Vortex tilt modulus in Fulde-Ferrell-Larkin-Ovchinnikov state

TL;DR

This paper theoretically investigates how the vortex tilt modulus in the FFLO state reflects the spatial structure, revealing a reduction in tilt response linked to the FFLO transition, especially in anisotropic materials like CeCoIn5.

Contribution

It provides a theoretical analysis of vortex tilt response in the FFLO state, connecting the reduction of tilt modulus to the spatial structure and experimental ultrasound observations.

Findings

Vortex tilt modulus decreases in the FFLO state with nodal planes.

Reduction of tilt modulus is more significant in anisotropic systems.

This reduction may explain ultrasound velocity decrease in CeCoIn5.

Abstract

Vortex tilt response in Fulde-Ferrell-Larkin-Ovchinnikov (FFLO) vortex lattice is theoretically examined as a probe reflecting the spatial structure of this state.

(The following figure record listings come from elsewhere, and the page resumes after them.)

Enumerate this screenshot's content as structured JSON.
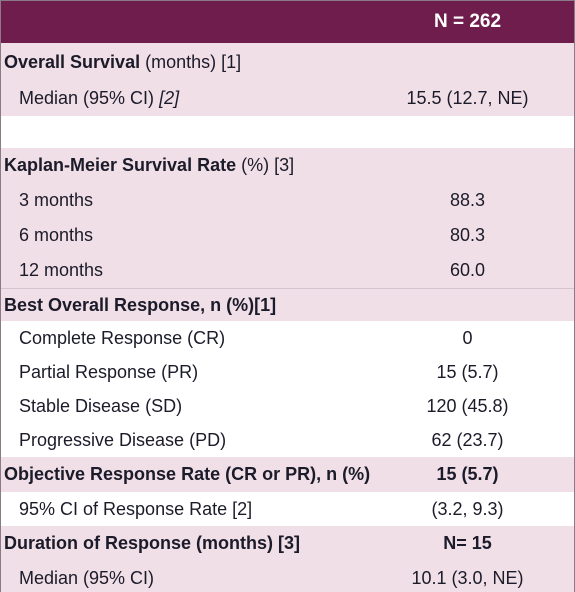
{
  "header": {
    "n_label": "N = 262"
  },
  "overall_survival": {
    "title_bold": "Overall Survival",
    "title_rest": " (months) [1]",
    "median_label": "Median (95% CI) ",
    "median_ref": "[2]",
    "median_value": "15.5 (12.7, NE)"
  },
  "km": {
    "title_bold": "Kaplan-Meier Survival Rate",
    "title_rest": " (%) [3]",
    "rows": [
      {
        "label": "3 months",
        "value": "88.3"
      },
      {
        "label": "6 months",
        "value": "80.3"
      },
      {
        "label": "12 months",
        "value": "60.0"
      }
    ]
  },
  "bor": {
    "title": "Best Overall Response, n (%)[1]",
    "rows": [
      {
        "label": "Complete Response (CR)",
        "value": "0"
      },
      {
        "label": "Partial Response (PR)",
        "value": "15 (5.7)"
      },
      {
        "label": "Stable Disease (SD)",
        "value": "120 (45.8)"
      },
      {
        "label": "Progressive Disease (PD)",
        "value": "62 (23.7)"
      }
    ]
  },
  "orr": {
    "title": "Objective Response Rate (CR or PR), n (%)",
    "value": "15 (5.7)",
    "ci_label": "95% CI of Response Rate [2]",
    "ci_value": "(3.2, 9.3)"
  },
  "dor": {
    "title": "Duration of Response (months) [3]",
    "value": "N= 15",
    "median_label": "Median (95% CI)",
    "median_value": "10.1 (3.0, NE)"
  }
}
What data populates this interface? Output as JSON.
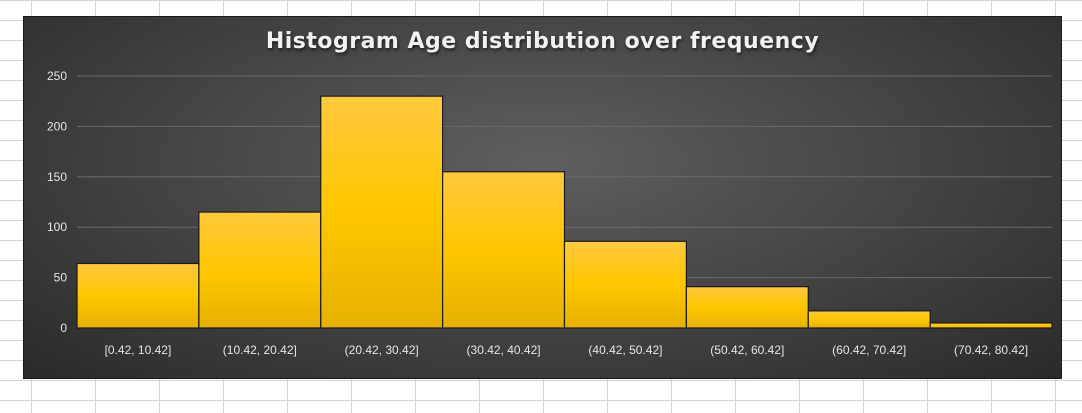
{
  "chart_data": {
    "type": "bar",
    "title": "Histogram Age distribution over frequency",
    "xlabel": "",
    "ylabel": "",
    "categories": [
      "[0.42, 10.42]",
      "(10.42, 20.42]",
      "(20.42, 30.42]",
      "(30.42, 40.42]",
      "(40.42, 50.42]",
      "(50.42, 60.42]",
      "(60.42, 70.42]",
      "(70.42, 80.42]"
    ],
    "values": [
      64,
      115,
      230,
      155,
      86,
      41,
      17,
      5
    ],
    "ylim": [
      0,
      250
    ],
    "yticks": [
      "0",
      "50",
      "100",
      "150",
      "200",
      "250"
    ],
    "grid": true,
    "legend": "none",
    "colors": {
      "bar_top": "#ffc93f",
      "bar_bottom": "#e6b100",
      "bar_mid": "#ffc700",
      "bar_edge": "#1a1a1a",
      "text": "#e6e6e6",
      "gridline": "#6a6a6a"
    }
  }
}
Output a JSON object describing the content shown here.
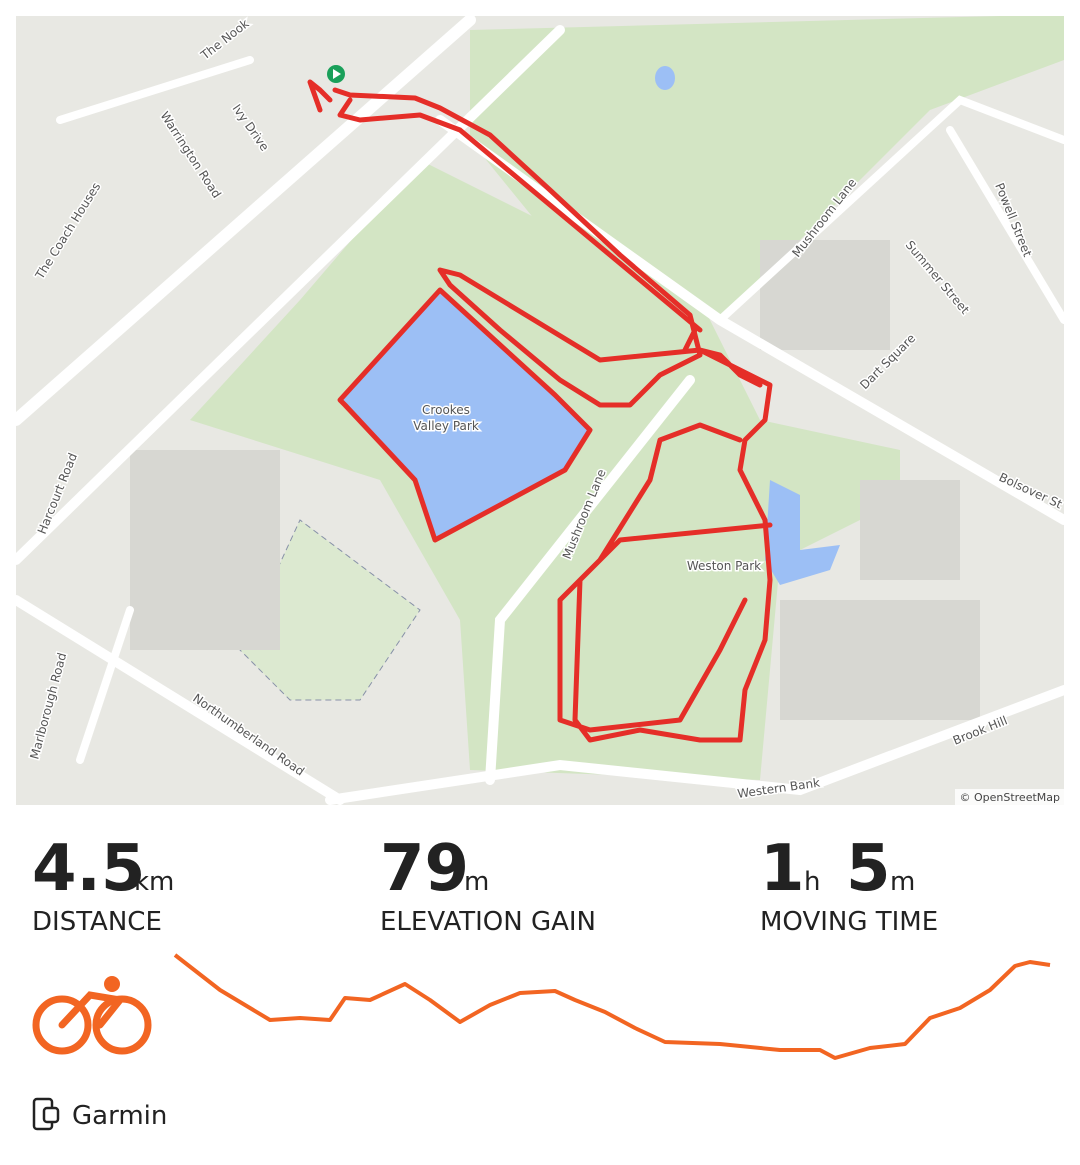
{
  "map": {
    "labels": {
      "the_nook": "The Nook",
      "ivy_drive": "Ivy Drive",
      "warrington_road": "Warrington Road",
      "coach_houses": "The Coach Houses",
      "harcourt_road": "Harcourt Road",
      "crookes_valley_park": [
        "Crookes",
        "Valley Park"
      ],
      "mushroom_lane_1": "Mushroom Lane",
      "mushroom_lane_2": "Mushroom Lane",
      "summer_street": "Summer Street",
      "powell_street": "Powell Street",
      "dart_square": "Dart Square",
      "bolsover": "Bolsover St",
      "weston_park": "Weston Park",
      "marlborough_road": "Marlborough Road",
      "northumberland_road": "Northumberland Road",
      "western_bank": "Western Bank",
      "brook_hill": "Brook Hill"
    },
    "attribution": "© OpenStreetMap"
  },
  "stats": [
    {
      "value": 4.5,
      "unit": "km",
      "label": "DISTANCE"
    },
    {
      "value": 79,
      "unit": "m",
      "label": "ELEVATION GAIN"
    },
    {
      "hours": 1,
      "hours_unit": "h",
      "minutes": 5,
      "minutes_unit": "m",
      "label": "MOVING TIME"
    }
  ],
  "device": "Garmin"
}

In the FFLO state with nodal planes perpendicular to the magnetic field in a quasi 2D material under a parallel field, the tilt modulus E_{2} {\it of the nodal planes} decreases as the paramagnetic effect is effectively enhanced, and this reduction of E_{2} in turn reduces the vortex tilt modulus. This reduction of vortex tilt modulus, more remarkable in more anisotropic systems, accompanying the FFLO transition may be an origin of the monotonous reduction of sound velocity detected upon cooling in a ultrasound measurement for CeCoIn5.